Anything that is accessible is *not* part of an API. The API comes with
documentation and examples. Any person who strays from the API can do
whatever they want.
> As far as public libraries go, any time that any symbol is
> public, someone is going to use it, and you're stuck with its design.
Not at all. I am responsible only for the "API" part of my library: A
couple of structs and a couple of functions. I can change the rest as
freely as I want.
> And when the code is open source, if someone wants to use it, they can
> always just copy it into their own code and do whatever they want with it
> without creating any additional burden for the maintainers of the library
> that the code was taken from.
Although done even by me, that's not advisable because that person would
be living with undiscovered bugs in their copy.
> But when you make a symbol public in a
> library which is publicly available, you're essentially creating a
contract
> with your users and limiting the changes that you can make to the those
> symbols.
That's a fallacy. I can change any non-API feature. And what if it broke
a person's code? Who is this fictional person anyway? Do you see how all
of this stands on hypothesis?
> So, there's a real cost to making a symbol public, and I'm 100% in
> the camp that symbols should not be public if they don't need to be.
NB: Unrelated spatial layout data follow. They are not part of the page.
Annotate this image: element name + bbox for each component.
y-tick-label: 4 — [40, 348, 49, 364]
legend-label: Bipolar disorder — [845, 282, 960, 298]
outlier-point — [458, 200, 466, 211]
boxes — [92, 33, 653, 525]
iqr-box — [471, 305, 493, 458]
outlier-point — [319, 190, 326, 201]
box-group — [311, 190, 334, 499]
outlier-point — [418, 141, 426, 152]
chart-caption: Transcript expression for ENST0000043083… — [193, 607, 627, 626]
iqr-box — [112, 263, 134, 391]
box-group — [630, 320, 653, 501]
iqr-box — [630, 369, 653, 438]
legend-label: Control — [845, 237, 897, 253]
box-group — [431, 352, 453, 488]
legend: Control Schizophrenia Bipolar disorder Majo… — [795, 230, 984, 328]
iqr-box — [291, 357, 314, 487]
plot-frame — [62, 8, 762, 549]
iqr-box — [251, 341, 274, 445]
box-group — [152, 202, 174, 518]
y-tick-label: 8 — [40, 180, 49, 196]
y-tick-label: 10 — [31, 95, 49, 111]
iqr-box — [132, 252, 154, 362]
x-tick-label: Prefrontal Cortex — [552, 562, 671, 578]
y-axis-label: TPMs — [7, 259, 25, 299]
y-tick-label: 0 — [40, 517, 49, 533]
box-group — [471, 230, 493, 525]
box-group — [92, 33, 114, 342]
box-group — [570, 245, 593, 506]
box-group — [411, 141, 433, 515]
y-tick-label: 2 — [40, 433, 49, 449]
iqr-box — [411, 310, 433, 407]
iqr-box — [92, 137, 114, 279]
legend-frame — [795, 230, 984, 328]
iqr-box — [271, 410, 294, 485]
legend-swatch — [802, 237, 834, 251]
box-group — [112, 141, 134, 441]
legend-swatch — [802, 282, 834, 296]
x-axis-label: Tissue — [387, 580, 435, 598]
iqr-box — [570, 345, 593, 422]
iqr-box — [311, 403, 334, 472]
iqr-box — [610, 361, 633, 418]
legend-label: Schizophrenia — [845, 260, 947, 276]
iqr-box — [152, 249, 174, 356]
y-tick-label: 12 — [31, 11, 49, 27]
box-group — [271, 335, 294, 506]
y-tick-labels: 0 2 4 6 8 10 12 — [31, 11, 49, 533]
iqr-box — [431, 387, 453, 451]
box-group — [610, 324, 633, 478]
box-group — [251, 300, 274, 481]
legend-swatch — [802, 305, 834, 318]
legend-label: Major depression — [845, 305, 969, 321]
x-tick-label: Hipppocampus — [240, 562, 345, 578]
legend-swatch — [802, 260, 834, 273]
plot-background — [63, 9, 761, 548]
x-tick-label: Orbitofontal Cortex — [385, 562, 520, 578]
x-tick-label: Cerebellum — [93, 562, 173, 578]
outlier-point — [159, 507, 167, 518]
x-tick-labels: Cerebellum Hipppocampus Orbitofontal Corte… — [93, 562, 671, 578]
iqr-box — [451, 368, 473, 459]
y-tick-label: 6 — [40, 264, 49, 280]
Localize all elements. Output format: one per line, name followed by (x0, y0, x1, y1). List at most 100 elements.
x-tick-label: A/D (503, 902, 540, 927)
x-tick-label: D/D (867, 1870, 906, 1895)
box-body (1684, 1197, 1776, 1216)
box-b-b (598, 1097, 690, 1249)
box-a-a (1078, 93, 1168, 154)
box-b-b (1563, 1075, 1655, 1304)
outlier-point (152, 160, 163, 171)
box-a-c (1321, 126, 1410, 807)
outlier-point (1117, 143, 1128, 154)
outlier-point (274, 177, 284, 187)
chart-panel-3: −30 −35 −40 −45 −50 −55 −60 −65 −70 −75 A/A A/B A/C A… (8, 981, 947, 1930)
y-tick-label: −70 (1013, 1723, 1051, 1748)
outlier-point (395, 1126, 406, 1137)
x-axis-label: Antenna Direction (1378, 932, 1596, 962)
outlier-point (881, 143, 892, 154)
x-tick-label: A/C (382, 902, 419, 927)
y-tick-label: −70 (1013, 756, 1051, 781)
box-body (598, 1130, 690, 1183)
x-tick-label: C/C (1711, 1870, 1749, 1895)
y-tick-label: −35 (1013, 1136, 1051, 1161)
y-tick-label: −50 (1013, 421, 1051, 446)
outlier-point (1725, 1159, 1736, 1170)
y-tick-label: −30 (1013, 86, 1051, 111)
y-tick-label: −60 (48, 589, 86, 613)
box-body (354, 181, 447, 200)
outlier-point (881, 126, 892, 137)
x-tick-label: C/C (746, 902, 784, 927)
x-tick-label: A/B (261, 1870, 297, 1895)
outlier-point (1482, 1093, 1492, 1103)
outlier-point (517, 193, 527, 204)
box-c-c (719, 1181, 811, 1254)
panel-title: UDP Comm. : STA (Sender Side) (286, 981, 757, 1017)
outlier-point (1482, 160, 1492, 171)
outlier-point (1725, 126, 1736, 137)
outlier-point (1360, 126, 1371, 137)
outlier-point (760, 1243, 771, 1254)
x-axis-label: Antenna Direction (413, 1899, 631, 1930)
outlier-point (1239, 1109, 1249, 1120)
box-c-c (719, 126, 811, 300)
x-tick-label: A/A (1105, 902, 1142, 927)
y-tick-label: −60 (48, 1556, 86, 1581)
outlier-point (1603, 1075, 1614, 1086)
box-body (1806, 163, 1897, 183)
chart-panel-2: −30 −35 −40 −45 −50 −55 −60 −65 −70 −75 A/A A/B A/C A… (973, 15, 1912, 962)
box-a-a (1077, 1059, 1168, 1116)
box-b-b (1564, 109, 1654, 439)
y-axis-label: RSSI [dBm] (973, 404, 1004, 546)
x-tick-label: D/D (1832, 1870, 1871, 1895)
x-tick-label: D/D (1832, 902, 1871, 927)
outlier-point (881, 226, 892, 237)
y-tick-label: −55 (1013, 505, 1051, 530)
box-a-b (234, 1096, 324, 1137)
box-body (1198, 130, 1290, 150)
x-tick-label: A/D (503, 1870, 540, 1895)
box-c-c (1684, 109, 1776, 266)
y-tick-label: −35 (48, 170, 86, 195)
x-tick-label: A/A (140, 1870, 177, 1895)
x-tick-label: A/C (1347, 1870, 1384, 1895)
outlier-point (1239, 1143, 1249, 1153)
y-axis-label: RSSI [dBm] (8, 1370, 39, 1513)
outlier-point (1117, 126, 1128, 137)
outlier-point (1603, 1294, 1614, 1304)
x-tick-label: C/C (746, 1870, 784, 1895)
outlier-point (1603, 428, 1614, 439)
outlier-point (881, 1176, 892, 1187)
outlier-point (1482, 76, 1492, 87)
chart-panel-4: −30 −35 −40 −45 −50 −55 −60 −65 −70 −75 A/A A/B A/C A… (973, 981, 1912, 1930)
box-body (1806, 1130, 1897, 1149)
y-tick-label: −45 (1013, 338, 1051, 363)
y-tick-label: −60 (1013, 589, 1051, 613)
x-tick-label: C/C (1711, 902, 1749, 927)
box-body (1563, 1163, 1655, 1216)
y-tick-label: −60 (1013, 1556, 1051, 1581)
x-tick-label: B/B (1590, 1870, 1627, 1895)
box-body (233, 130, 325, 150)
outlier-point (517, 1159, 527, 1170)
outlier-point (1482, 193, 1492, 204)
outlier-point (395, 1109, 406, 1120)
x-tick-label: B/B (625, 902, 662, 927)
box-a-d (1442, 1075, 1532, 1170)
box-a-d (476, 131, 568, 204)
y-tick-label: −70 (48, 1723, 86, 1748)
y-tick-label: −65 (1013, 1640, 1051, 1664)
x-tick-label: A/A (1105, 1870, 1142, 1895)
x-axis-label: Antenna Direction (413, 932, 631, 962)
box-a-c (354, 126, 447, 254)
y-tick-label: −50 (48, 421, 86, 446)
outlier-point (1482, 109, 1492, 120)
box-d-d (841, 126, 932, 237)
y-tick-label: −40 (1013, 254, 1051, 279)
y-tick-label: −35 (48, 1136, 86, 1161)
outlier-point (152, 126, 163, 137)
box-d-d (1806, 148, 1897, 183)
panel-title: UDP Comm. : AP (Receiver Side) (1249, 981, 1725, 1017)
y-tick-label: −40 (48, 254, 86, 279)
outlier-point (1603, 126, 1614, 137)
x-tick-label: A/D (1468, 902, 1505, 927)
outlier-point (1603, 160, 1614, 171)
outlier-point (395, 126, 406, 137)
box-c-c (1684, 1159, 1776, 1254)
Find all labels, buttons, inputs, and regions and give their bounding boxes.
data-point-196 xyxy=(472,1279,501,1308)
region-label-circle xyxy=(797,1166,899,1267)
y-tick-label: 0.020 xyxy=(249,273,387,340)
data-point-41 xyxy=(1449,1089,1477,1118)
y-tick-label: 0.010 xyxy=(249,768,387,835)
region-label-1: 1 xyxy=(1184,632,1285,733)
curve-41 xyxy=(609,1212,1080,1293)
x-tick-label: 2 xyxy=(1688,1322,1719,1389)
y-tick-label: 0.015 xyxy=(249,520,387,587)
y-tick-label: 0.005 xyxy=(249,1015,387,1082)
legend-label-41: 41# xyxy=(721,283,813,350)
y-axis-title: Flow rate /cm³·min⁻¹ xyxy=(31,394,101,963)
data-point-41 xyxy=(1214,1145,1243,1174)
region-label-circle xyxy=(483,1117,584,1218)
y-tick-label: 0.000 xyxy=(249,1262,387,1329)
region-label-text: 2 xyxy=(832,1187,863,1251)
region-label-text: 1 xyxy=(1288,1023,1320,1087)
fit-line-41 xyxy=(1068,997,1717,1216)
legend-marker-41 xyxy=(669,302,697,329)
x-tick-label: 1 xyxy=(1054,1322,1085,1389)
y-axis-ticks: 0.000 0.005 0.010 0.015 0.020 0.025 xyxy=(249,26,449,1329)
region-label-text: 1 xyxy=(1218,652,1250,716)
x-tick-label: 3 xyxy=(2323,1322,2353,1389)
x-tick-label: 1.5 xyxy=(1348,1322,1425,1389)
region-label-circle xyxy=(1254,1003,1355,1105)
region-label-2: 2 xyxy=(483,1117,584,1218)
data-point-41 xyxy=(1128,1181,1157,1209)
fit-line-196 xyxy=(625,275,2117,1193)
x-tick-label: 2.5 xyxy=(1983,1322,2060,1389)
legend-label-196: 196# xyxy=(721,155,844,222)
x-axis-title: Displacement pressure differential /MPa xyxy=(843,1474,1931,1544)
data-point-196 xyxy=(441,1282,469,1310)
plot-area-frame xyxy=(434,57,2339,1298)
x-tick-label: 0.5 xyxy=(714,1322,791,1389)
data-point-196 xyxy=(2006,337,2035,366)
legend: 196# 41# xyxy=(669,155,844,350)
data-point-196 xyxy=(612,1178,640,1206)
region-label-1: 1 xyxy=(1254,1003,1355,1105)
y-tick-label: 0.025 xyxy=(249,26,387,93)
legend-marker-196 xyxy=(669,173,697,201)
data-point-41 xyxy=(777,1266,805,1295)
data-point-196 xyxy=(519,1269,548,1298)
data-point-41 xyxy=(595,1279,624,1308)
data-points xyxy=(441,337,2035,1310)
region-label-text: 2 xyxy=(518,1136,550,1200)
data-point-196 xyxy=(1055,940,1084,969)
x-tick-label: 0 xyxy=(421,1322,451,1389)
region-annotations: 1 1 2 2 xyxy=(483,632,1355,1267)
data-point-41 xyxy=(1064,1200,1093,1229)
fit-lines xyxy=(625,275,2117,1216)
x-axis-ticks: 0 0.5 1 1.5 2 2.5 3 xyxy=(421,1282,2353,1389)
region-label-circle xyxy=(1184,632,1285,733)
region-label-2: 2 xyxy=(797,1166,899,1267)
So, we are in agreement: If access specifiers did not exist, nobody
would make any symbol 'public.' ;)
> private symbols are
> implementation details which can be changed as necessary so long as those
> changes don't break the functionality provided by the public symbols. So,
> from the standpoint of code maintenance, there can be real value in
keeping
> symbols private.
The different view point I have is that how such a feature is not
necessary and is outside of the useful feature set a programming
language provides. I can't imagine that Alice in the scenario above
really wants to protect an unknown user in the future. A protection from
a slight possibility that what that used found useful may change in the
future. This is absolutely the wrong kind of focus on an engineering
tool. It smells a lot like what C++ programmers tell each other to do
religiously. And I strongly think gospel-style craftspersonship of
programming is behind these mostly-unquestioned "features'.